Of course in this example, pin PH2 would end up with a 1 in it. Does that matter?

I'm sure there is a much more elegant solution.

Wow... 4 responses while I was typing mine. lol

And we have more elegant solutions!

0b00111111 must become 0b01111011

0b01111011 = (((0b00111111 & 0b01111100) << 1) | (0b00111111 & 0b00000011))
0b01111011 = (((0b00111100) << 1) | (0b00000011))
0b01111011 = (((0b01111000)) | (0b00000011))
0b01111011 = (0b01111011)

This brings up something I have been searching for and haven't found. Does there exist a program that allows you to test bitwise operations but with an interface just like writing C code? Being able to experiment with something like that would definitely help people to learn how it works and get better at it.

Hmm... maybe I should write one.
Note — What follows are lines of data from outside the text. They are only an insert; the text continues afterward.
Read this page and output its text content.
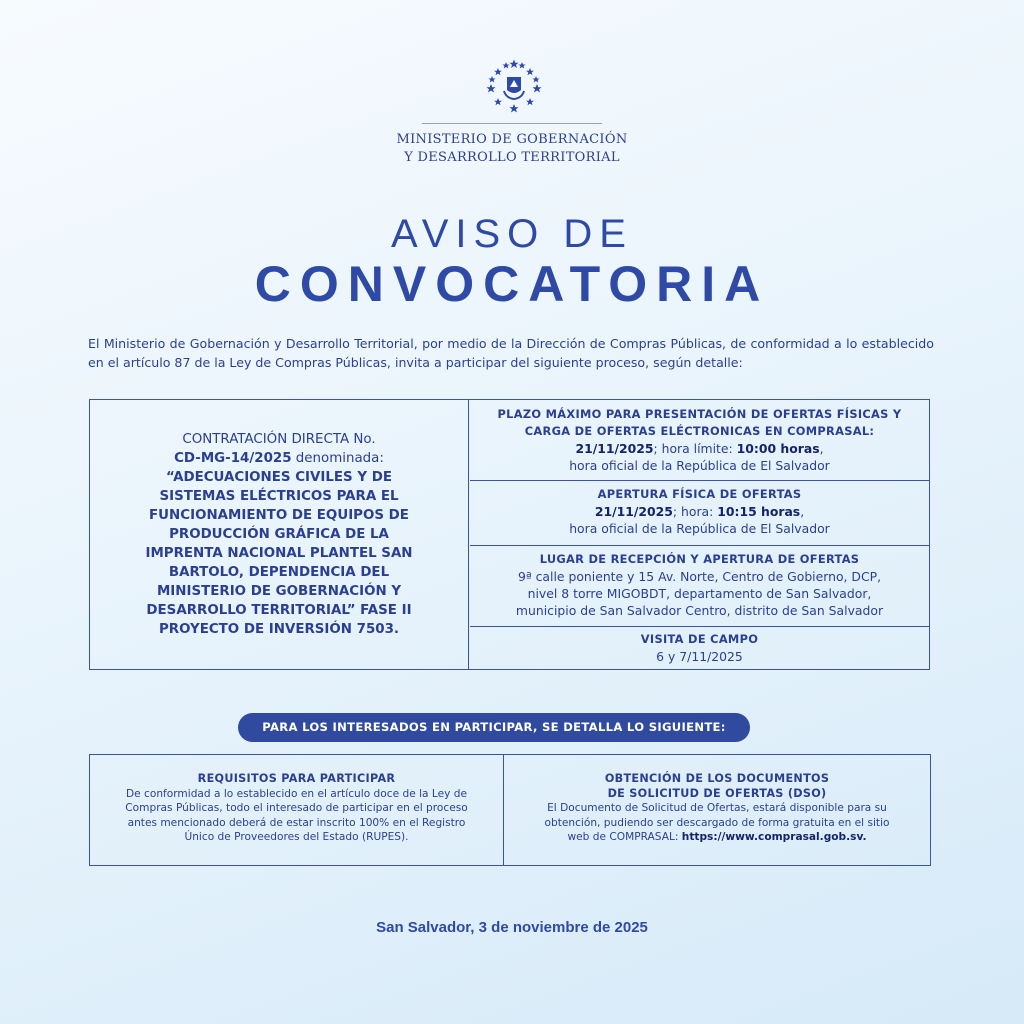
MINISTERIO DE GOBERNACIÓN
Y DESARROLLO TERRITORIAL
AVISO DE
CONVOCATORIA
El Ministerio de Gobernación y Desarrollo Territorial, por medio de la Dirección de Compras Públicas, de conformidad a lo establecido en el artículo 87 de la Ley de Compras Públicas, invita a participar del siguiente proceso, según detalle:
CONTRATACIÓN DIRECTA No.
CD-MG-14/2025 denominada:
“ADECUACIONES CIVILES Y DE SISTEMAS ELÉCTRICOS PARA EL FUNCIONAMIENTO DE EQUIPOS DE PRODUCCIÓN GRÁFICA DE LA IMPRENTA NACIONAL PLANTEL SAN BARTOLO, DEPENDENCIA DEL MINISTERIO DE GOBERNACIÓN Y DESARROLLO TERRITORIAL” FASE II PROYECTO DE INVERSIÓN 7503.
PLAZO MÁXIMO PARA PRESENTACIÓN DE OFERTAS FÍSICAS Y
CARGA DE OFERTAS ELÉCTRONICAS EN COMPRASAL:
21/11/2025; hora límite: 10:00 horas,
hora oficial de la República de El Salvador
APERTURA FÍSICA DE OFERTAS
21/11/2025; hora: 10:15 horas,
hora oficial de la República de El Salvador
LUGAR DE RECEPCIÓN Y APERTURA DE OFERTAS
9ª calle poniente y 15 Av. Norte, Centro de Gobierno, DCP,
nivel 8 torre MIGOBDT, departamento de San Salvador,
municipio de San Salvador Centro, distrito de San Salvador
VISITA DE CAMPO
6 y 7/11/2025
PARA LOS INTERESADOS EN PARTICIPAR, SE DETALLA LO SIGUIENTE:
REQUISITOS PARA PARTICIPAR
De conformidad a lo establecido en el artículo doce de la Ley de
Compras Públicas, todo el interesado de participar en el proceso
antes mencionado deberá de estar inscrito 100% en el Registro
Único de Proveedores del Estado (RUPES).
OBTENCIÓN DE LOS DOCUMENTOS
DE SOLICITUD DE OFERTAS (DSO)
El Documento de Solicitud de Ofertas, estará disponible para su
obtención, pudiendo ser descargado de forma gratuita en el sitio
web de COMPRASAL: https://www.comprasal.gob.sv.
San Salvador, 3 de noviembre de 2025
Bet I would be darn good at it by the time I finish! lol

A bonus feature would be for you to give it a problem (like this one) and have it figure out the most efficient way to solve it in code.

No sense in re-inventing the wheel. Anyone know of something like this that already exists?

An HP48g calculator can be made to do it but it's just easier to figure with a simple text editor as in my last post.

which would be represented by the third lowest bit, is not available on the mega2560.

Therefore I have to manipulate my bit pattern by shifting the upper 6 bits to the left (one position) and leave the lowest two bits untouched.

The highlighted parts don't "match." Are you dealing with the upper 6 bits or upper 5 bits?

Since H2 is not connected to anything, you can set it however you want, and nothing will ever know.
Since H0:1 are overridden by Serial2, I think you can set them however you want, too, and the values won't get to the actual pins. (IF you're using Serial2.)